59

Rosie se alejó despacio de la escalera. Al llegar al sendero que conducía a la arboleda muerta se sentó con la niña sobre el regazo. Sólo pretendía recobrar el aliento, pero el sol le calentaba la espalda, y cuando volvió a levantar la cabeza, un leve cambio en la proyección de su sombra le hizo pensar que tal vez se había quedado dormida.

Cuando se levantó con una mueca por el dolor que se apoderó de los músculos del muslo derecho, oyó el grito ronco y enojado de muchos pájaros que parecían una gran familia enzarzada en una enconada disputa durante la cena del domingo. La niña emitió un leve ronquido cuando Rosie la cambió de posición para que estuviera más cómoda, hizo una burbujita de saliva en los labios fruncidos y calló. Rosie adoraba y envidiaba a un tiempo su tranquilidad plácida y dormida.

Siguió andando por el sendero y se volvió para contemplar el único árbol vivo de hojas verdes y brillantes, la abundancia de frutos rojos violáceos y la boca de metro estilo Fábulas Clásicas. Se quedó mirando aquellas cosas durante largo rato, llenándose los ojos y la mente de ellas.

Son reales, se dijo. ¿Qué más pueden ser estas cosas que veo con tanta claridad? Y me he quedado dormida, lo sé. ¿Cómo es posible dormir en un sueño? ¿Cómo puede una dormirse si ya está dormida?

Olvídalo, aconsejó la señora Práctica-Sensata. Será lo mejor, al menos por ahora.

Sí, probablemente tenía razón.

Rosie reemprendió el regreso y al llegar al árbol caído que bloqueaba el sendero se dio cuenta, entre divertida y exasperada, de que podía haber evitado el difícil rodeo en torno a las raíces nudosas, pues había un camino muy sencillo por encima del tronco.

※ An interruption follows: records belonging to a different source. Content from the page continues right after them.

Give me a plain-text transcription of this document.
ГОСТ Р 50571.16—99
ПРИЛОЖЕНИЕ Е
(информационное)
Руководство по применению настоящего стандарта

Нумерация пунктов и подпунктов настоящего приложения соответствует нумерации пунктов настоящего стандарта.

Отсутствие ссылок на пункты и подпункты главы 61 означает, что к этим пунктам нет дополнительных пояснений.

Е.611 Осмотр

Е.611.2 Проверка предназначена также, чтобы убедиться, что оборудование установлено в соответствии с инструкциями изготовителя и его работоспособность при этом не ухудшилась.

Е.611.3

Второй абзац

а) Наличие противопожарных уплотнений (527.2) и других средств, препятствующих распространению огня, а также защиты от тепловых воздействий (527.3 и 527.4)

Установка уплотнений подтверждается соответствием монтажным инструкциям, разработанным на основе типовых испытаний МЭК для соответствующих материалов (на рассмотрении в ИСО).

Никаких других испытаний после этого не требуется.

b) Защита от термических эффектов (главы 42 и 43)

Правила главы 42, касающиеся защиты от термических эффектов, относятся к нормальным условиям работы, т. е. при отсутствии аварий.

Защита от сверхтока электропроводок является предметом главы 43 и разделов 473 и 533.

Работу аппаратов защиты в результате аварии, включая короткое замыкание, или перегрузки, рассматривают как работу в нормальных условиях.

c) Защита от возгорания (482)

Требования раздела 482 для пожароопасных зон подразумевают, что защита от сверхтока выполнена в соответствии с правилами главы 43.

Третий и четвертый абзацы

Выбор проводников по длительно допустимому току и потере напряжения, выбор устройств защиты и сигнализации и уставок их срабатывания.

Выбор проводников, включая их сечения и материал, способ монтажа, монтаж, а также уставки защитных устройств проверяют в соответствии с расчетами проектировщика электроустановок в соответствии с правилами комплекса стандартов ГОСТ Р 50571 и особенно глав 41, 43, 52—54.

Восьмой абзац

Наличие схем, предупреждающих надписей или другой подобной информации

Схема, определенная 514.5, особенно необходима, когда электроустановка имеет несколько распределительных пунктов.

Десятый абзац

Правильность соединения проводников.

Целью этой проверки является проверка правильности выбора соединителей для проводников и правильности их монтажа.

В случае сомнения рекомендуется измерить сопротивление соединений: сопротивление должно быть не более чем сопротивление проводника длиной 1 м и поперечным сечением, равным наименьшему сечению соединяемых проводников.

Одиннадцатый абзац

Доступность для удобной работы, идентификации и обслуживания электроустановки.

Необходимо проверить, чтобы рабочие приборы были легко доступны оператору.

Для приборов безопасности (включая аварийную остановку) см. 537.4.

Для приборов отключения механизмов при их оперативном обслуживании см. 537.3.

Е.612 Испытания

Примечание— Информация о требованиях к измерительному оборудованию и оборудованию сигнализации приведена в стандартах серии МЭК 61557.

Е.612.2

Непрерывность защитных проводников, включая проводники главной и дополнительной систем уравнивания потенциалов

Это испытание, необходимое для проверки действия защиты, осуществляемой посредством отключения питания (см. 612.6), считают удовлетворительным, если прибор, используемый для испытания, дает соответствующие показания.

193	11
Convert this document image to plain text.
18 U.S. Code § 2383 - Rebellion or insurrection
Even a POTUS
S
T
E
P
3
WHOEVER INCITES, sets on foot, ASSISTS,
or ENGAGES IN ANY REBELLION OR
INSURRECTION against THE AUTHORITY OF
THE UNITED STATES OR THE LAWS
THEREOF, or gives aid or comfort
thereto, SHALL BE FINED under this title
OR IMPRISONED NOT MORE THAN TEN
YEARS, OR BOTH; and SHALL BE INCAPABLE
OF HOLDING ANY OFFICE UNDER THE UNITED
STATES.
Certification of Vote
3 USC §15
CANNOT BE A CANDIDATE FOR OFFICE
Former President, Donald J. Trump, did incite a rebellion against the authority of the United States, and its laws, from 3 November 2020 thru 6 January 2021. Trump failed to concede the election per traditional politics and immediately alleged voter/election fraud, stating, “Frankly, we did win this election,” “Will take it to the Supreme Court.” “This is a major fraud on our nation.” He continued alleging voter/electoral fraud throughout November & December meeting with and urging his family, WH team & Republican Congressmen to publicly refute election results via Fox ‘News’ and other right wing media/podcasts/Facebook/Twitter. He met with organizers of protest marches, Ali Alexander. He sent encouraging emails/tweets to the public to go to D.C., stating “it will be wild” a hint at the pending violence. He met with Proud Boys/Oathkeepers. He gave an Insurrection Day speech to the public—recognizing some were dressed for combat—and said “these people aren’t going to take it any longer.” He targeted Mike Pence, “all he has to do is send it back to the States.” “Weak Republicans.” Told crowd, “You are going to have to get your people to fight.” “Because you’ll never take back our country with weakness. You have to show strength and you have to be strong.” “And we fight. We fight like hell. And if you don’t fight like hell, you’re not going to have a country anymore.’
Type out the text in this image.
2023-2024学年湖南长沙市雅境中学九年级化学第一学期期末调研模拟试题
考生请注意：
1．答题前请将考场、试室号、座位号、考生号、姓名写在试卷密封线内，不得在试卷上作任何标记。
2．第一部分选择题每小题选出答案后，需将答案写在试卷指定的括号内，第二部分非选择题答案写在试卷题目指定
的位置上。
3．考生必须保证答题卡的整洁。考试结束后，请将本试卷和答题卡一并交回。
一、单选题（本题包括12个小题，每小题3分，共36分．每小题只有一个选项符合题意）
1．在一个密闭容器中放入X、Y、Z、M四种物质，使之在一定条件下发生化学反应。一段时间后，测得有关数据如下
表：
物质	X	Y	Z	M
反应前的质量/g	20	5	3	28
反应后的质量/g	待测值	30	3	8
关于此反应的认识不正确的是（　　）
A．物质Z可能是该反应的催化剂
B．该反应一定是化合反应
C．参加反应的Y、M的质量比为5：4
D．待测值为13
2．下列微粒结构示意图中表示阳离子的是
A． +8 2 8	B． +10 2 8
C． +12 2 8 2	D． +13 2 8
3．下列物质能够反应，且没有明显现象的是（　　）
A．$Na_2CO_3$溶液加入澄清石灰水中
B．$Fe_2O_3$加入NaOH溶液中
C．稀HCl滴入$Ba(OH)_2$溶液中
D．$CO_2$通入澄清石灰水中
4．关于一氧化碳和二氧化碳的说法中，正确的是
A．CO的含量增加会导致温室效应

Bueno, al menos ahora, pensó Rosie mientras lo tomaba. ¿Estás segura de que antes ya estaba, Rosie?

El chapoteo del río negro llegó hasta ella, y cuando alcanzó la orilla comprobó que el nivel había empezado a descender y que las rocas de paso ya no parecían tan peligrosamente pequeñas; ahora aparentaban ser del tamaño de baldosas, y el agua había perdido aquella fragancia tan ominosamente atractiva. Ahora simplemente olía a agua dura, la clase de agua que deja marcas anaranjadas alrededor de los desagües de la bañera y el lavabo.

El chillido enojado de los pájaros (Has sido tú. No, tú. No, tú. Tú. Tú.) empezó de nuevo, y Rosie vio veinte o treinta de los pájaros más grandes que había visto en su vida alineados a lo largo del punto más elevado del tejado del templo. Eran demasiado grandes como para ser cuervos, y al cabo de un instante, Rosie decidió que eran la versión de este mundo de las águilas ratoneras o los buitres. Pero ¿de dónde habían salido? ¿Y por qué estaban allí?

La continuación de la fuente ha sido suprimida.